Heal the Bay has always been proactive when it comes to improving beach water quality, and thankfully the State Water Board has supported improving California’s coastal beach water quality through its Clean Beaches Initiative Grant Program.

The Board launched the CBI Grant Program in 2001 in response to the poor water quality and significant exceedances of fecal indicator bacteria along coastal beaches. A Clean Beach Task Force was convened with experts from local agencies, environmental groups, academia, government, and scientific organizations to assist the Board in reviewing beach water improvement project proposals, evaluating their success, and identifying critical beach water quality research needs.

As a member of the task force, I have often found it challenging to decide which water quality improvement efforts are most appropriate and/or effective at a certain beach. The decision becomes even more trying when source identification efforts, protocols, and priorities are inconsistent from beach to beach, from county agency to county agency.
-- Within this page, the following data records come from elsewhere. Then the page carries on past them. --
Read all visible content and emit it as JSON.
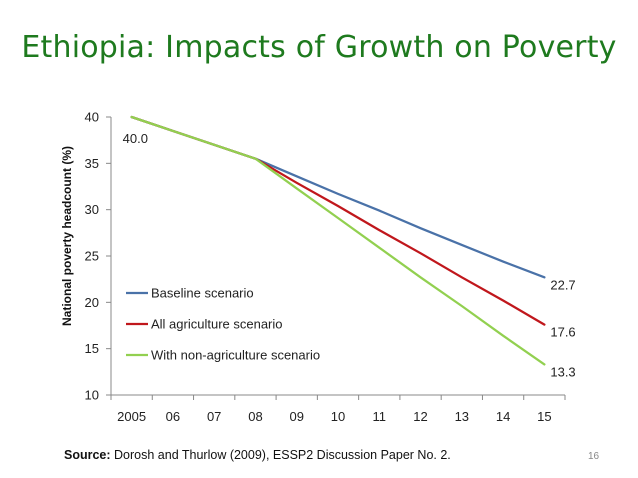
{
  "slide": {
    "title": "Ethiopia: Impacts of Growth on Poverty",
    "source_label": "Source:",
    "source_text": " Dorosh and Thurlow (2009), ESSP2 Discussion Paper No. 2.",
    "page_number": "16"
  },
  "chart_data": {
    "type": "line",
    "title": "",
    "xlabel": "",
    "ylabel": "National poverty headcount (%)",
    "categories": [
      "2005",
      "06",
      "07",
      "08",
      "09",
      "10",
      "11",
      "12",
      "13",
      "14",
      "15"
    ],
    "ylim": [
      10,
      40
    ],
    "yticks": [
      10,
      15,
      20,
      25,
      30,
      35,
      40
    ],
    "grid": false,
    "legend_position": "lower-left",
    "series": [
      {
        "name": "Baseline scenario",
        "color": "#4a72a8",
        "values": [
          40.0,
          38.5,
          37.0,
          35.5,
          33.6,
          31.7,
          29.9,
          28.0,
          26.2,
          24.4,
          22.7
        ]
      },
      {
        "name": "All agriculture scenario",
        "color": "#c0171c",
        "values": [
          40.0,
          38.5,
          37.0,
          35.5,
          32.9,
          30.4,
          27.8,
          25.3,
          22.7,
          20.2,
          17.6
        ]
      },
      {
        "name": "With non-agriculture scenario",
        "color": "#92d050",
        "values": [
          40.0,
          38.5,
          37.0,
          35.5,
          32.3,
          29.1,
          25.9,
          22.7,
          19.6,
          16.4,
          13.3
        ]
      }
    ],
    "data_labels": [
      {
        "series": 0,
        "index": 0,
        "text": "40.0"
      },
      {
        "series": 0,
        "index": 10,
        "text": "22.7"
      },
      {
        "series": 1,
        "index": 10,
        "text": "17.6"
      },
      {
        "series": 2,
        "index": 10,
        "text": "13.3"
      }
    ]
  }
}
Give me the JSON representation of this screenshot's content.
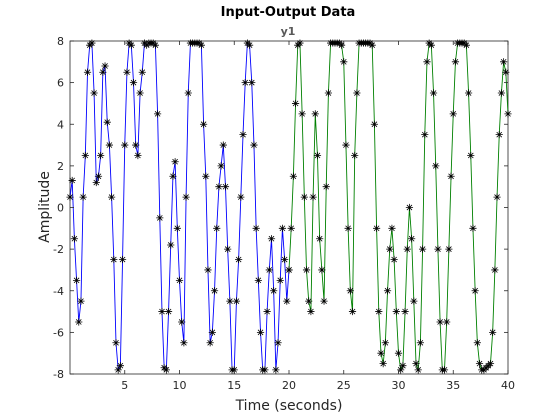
{
  "chart_data": {
    "type": "line",
    "title": "Input-Output Data",
    "subtitle": "y1",
    "xlabel": "Time (seconds)",
    "ylabel": "Amplitude",
    "xlim": [
      0,
      40
    ],
    "ylim": [
      -8,
      8
    ],
    "xticks": [
      5,
      10,
      15,
      20,
      25,
      30,
      35,
      40
    ],
    "yticks": [
      -8,
      -6,
      -4,
      -2,
      0,
      2,
      4,
      6,
      8
    ],
    "grid": false,
    "marker": "*",
    "colors": {
      "series_1": "#0000ff",
      "series_2": "#008000",
      "marker": "#000000",
      "axes": "#262626"
    },
    "series": [
      {
        "color": "#0000ff",
        "x": [
          0.0,
          0.2,
          0.4,
          0.6,
          0.8,
          1.0,
          1.2,
          1.4,
          1.6,
          1.8,
          2.0,
          2.2,
          2.4,
          2.6,
          2.8,
          3.0,
          3.2,
          3.4,
          3.6,
          3.8,
          4.0,
          4.2,
          4.4,
          4.6,
          4.8,
          5.0,
          5.2,
          5.4,
          5.6,
          5.8,
          6.0,
          6.2,
          6.4,
          6.6,
          6.8,
          7.0,
          7.2,
          7.4,
          7.6,
          7.8,
          8.0,
          8.2,
          8.4,
          8.6,
          8.8,
          9.0,
          9.2,
          9.4,
          9.6,
          9.8,
          10.0,
          10.2,
          10.4,
          10.6,
          10.8,
          11.0,
          11.2,
          11.4,
          11.6,
          11.8,
          12.0,
          12.2,
          12.4,
          12.6,
          12.8,
          13.0,
          13.2,
          13.4,
          13.6,
          13.8,
          14.0,
          14.2,
          14.4,
          14.6,
          14.8,
          15.0,
          15.2,
          15.4,
          15.6,
          15.8,
          16.0,
          16.2,
          16.4,
          16.6,
          16.8,
          17.0,
          17.2,
          17.4,
          17.6,
          17.8,
          18.0,
          18.2,
          18.4,
          18.6,
          18.8,
          19.0,
          19.2,
          19.4,
          19.6,
          19.8,
          20.0
        ],
        "y": [
          0.5,
          1.3,
          -1.5,
          -3.5,
          -5.5,
          -4.5,
          0.5,
          2.5,
          6.5,
          7.8,
          7.9,
          5.5,
          1.2,
          1.5,
          2.5,
          6.5,
          6.8,
          4.1,
          3.0,
          0.5,
          -2.5,
          -6.5,
          -7.8,
          -7.6,
          -2.5,
          3.0,
          6.5,
          7.9,
          7.8,
          6.0,
          3.0,
          2.5,
          5.5,
          6.5,
          7.9,
          7.8,
          7.9,
          7.9,
          7.9,
          7.8,
          4.5,
          -0.5,
          -5.0,
          -7.7,
          -7.8,
          -5.0,
          -1.8,
          1.5,
          2.2,
          -1.0,
          -3.5,
          -5.5,
          -6.5,
          0.5,
          5.5,
          7.9,
          7.9,
          7.9,
          7.9,
          7.9,
          7.8,
          4.0,
          1.5,
          -3.0,
          -6.5,
          -6.0,
          -4.0,
          -1.0,
          1.0,
          2.0,
          3.0,
          1.0,
          -2.0,
          -4.5,
          -7.8,
          -7.8,
          -4.5,
          -2.5,
          0.5,
          3.5,
          6.0,
          7.9,
          7.8,
          6.0,
          3.0,
          -1.0,
          -3.5,
          -6.0,
          -7.8,
          -7.8,
          -5.0,
          -3.0,
          -1.5,
          -4.0,
          -7.8,
          -6.5,
          -3.5,
          -1.0,
          -2.5,
          -4.5,
          -3.0
        ]
      },
      {
        "color": "#008000",
        "x": [
          20.0,
          20.2,
          20.4,
          20.6,
          20.8,
          21.0,
          21.2,
          21.4,
          21.6,
          21.8,
          22.0,
          22.2,
          22.4,
          22.6,
          22.8,
          23.0,
          23.2,
          23.4,
          23.6,
          23.8,
          24.0,
          24.2,
          24.4,
          24.6,
          24.8,
          25.0,
          25.2,
          25.4,
          25.6,
          25.8,
          26.0,
          26.2,
          26.4,
          26.6,
          26.8,
          27.0,
          27.2,
          27.4,
          27.6,
          27.8,
          28.0,
          28.2,
          28.4,
          28.6,
          28.8,
          29.0,
          29.2,
          29.4,
          29.6,
          29.8,
          30.0,
          30.2,
          30.4,
          30.6,
          30.8,
          31.0,
          31.2,
          31.4,
          31.6,
          31.8,
          32.0,
          32.2,
          32.4,
          32.6,
          32.8,
          33.0,
          33.2,
          33.4,
          33.6,
          33.8,
          34.0,
          34.2,
          34.4,
          34.6,
          34.8,
          35.0,
          35.2,
          35.4,
          35.6,
          35.8,
          36.0,
          36.2,
          36.4,
          36.6,
          36.8,
          37.0,
          37.2,
          37.4,
          37.6,
          37.8,
          38.0,
          38.2,
          38.4,
          38.6,
          38.8,
          39.0,
          39.2,
          39.4,
          39.6,
          39.8,
          40.0
        ],
        "y": [
          -3.0,
          -1.0,
          1.5,
          5.0,
          7.8,
          7.9,
          4.5,
          0.5,
          -3.0,
          -4.5,
          -5.0,
          0.5,
          4.5,
          2.5,
          -1.5,
          -3.0,
          -4.5,
          1.0,
          5.5,
          7.9,
          7.9,
          7.9,
          7.9,
          7.9,
          7.8,
          7.0,
          3.0,
          -1.0,
          -4.0,
          -5.0,
          2.5,
          5.5,
          7.9,
          7.9,
          7.9,
          7.9,
          7.9,
          7.9,
          7.8,
          4.0,
          -1.0,
          -5.0,
          -7.0,
          -7.5,
          -6.5,
          -4.0,
          -2.0,
          -1.0,
          -2.5,
          -5.0,
          -7.0,
          -7.8,
          -7.6,
          -5.0,
          -2.0,
          0.0,
          -1.5,
          -4.5,
          -7.5,
          -7.8,
          -6.5,
          -2.0,
          3.5,
          7.0,
          7.9,
          7.8,
          5.5,
          2.0,
          -2.0,
          -5.5,
          -7.8,
          -7.8,
          -5.5,
          -2.0,
          1.5,
          4.5,
          7.0,
          7.9,
          7.9,
          7.9,
          7.9,
          7.8,
          5.5,
          2.5,
          -1.0,
          -4.0,
          -6.5,
          -7.5,
          -7.8,
          -7.8,
          -7.7,
          -7.6,
          -7.5,
          -6.0,
          -3.0,
          0.5,
          3.5,
          5.5,
          7.0,
          6.5,
          4.5
        ]
      }
    ]
  }
}
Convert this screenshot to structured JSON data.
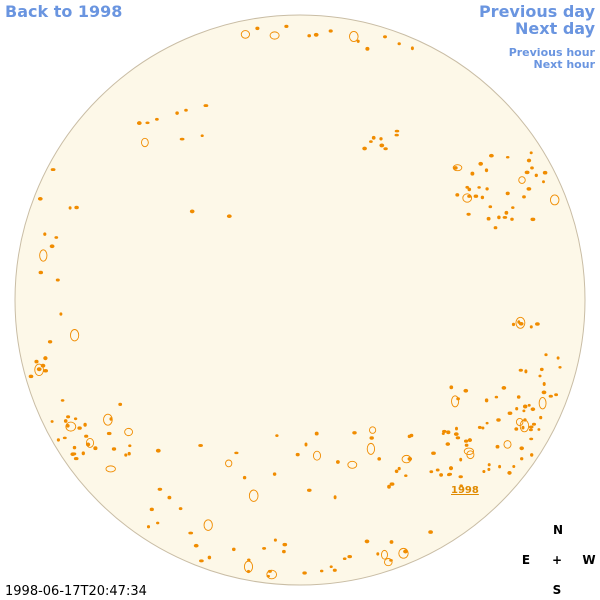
{
  "links": {
    "back": "Back to 1998",
    "previous_day": "Previous day",
    "next_day": "Next day",
    "previous_hour": "Previous hour",
    "next_hour": "Next hour"
  },
  "timestamp": "1998-06-17T20:47:34",
  "marker_label": "1998",
  "compass": {
    "north": "N",
    "east": "E",
    "center": "+",
    "west": "W",
    "south": "S"
  }
}
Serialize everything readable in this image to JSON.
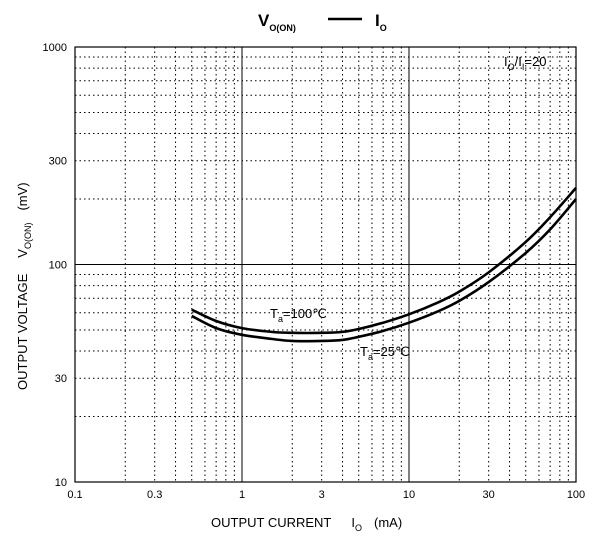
{
  "chart_data": {
    "type": "line",
    "title": {
      "left_main": "V",
      "left_sub": "O(ON)",
      "dash": "—",
      "right_main": "I",
      "right_sub": "O"
    },
    "xlabel": {
      "text": "OUTPUT CURRENT",
      "symbol": "I",
      "symbol_sub": "O",
      "unit": "(mA)"
    },
    "ylabel": {
      "text": "OUTPUT VOLTAGE",
      "symbol": "V",
      "symbol_sub": "O(ON)",
      "unit": "(mV)"
    },
    "x_scale": "log",
    "y_scale": "log",
    "xlim": [
      0.1,
      100
    ],
    "ylim": [
      10,
      1000
    ],
    "x_ticks": [
      {
        "value": 0.1,
        "label": "0.1"
      },
      {
        "value": 0.3,
        "label": "0.3"
      },
      {
        "value": 1,
        "label": "1"
      },
      {
        "value": 3,
        "label": "3"
      },
      {
        "value": 10,
        "label": "10"
      },
      {
        "value": 30,
        "label": "30"
      },
      {
        "value": 100,
        "label": "100"
      }
    ],
    "y_ticks": [
      {
        "value": 10,
        "label": "10"
      },
      {
        "value": 30,
        "label": "30"
      },
      {
        "value": 100,
        "label": "100"
      },
      {
        "value": 300,
        "label": "300"
      },
      {
        "value": 1000,
        "label": "1000"
      }
    ],
    "grid": "log minor dotted, decades solid",
    "condition": {
      "a": "I",
      "a_sub": "O",
      "slash": "/",
      "b": "I",
      "b_sub": "I",
      "rest": "=20"
    },
    "series": [
      {
        "name": "Ta=100℃",
        "label_main": "T",
        "label_sub": "a",
        "label_rest": "=100℃",
        "x": [
          0.5,
          0.7,
          1,
          1.5,
          2,
          3,
          4,
          5,
          7,
          10,
          15,
          20,
          30,
          50,
          70,
          100
        ],
        "y": [
          62,
          55,
          51,
          49,
          48.5,
          48.5,
          49,
          50.5,
          54,
          59,
          67,
          75,
          92,
          127,
          165,
          225
        ]
      },
      {
        "name": "Ta=25℃",
        "label_main": "T",
        "label_sub": "a",
        "label_rest": "=25℃",
        "x": [
          0.5,
          0.7,
          1,
          1.5,
          2,
          3,
          4,
          5,
          7,
          10,
          15,
          20,
          30,
          50,
          70,
          100
        ],
        "y": [
          58,
          51,
          47.5,
          45.5,
          44.5,
          44.5,
          45,
          46.5,
          49.5,
          54,
          61,
          68,
          83,
          113,
          145,
          200
        ]
      }
    ]
  }
}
Luckily, the project selection process may be easier in the future, as the State Board recently released a new manual that spells out a clear protocol for tracking bacterial pollution at troubled beaches across the state.

The new set of guidelines – called The California Microbial Source Identification Manual:  A Tiered Approach to Identifying Fecal Pollution Sources to Beaches – is based on the collaborative research efforts of the Southern California Coastal Water Research Project (SCCWRP), Stanford University, UCLA, UCSB and Virginia Tech.

The manual will assist beach managers in identifying sources of fecal bacteria through a step-by-step protocol. The process starts with identifying more obvious potential sources (e.g. large bird population due to uncovered trash bins), as it guides the user through more complex source tracking techniques, including the investigation of a potential sewer/septic leak using genetic markers.

The new source identification manual will not only provide consistency for all future source identification studies, but will allow task force members to make more informed decisions about funding  water quality improvement projects. While the manual may be geared towards beach managers and researchers, it contains background information on potential fecal bacteria sources, mitigation efforts and the CBI Program that the general beachgoing public can benefit from.

I commend the State Board and researchers who worked diligently to complete this manual. We’re now one step closer to having a uniform Beach Program, where the benefits of consistent and efficient monitoring will ultimately lead to strengthened coastal public health protection.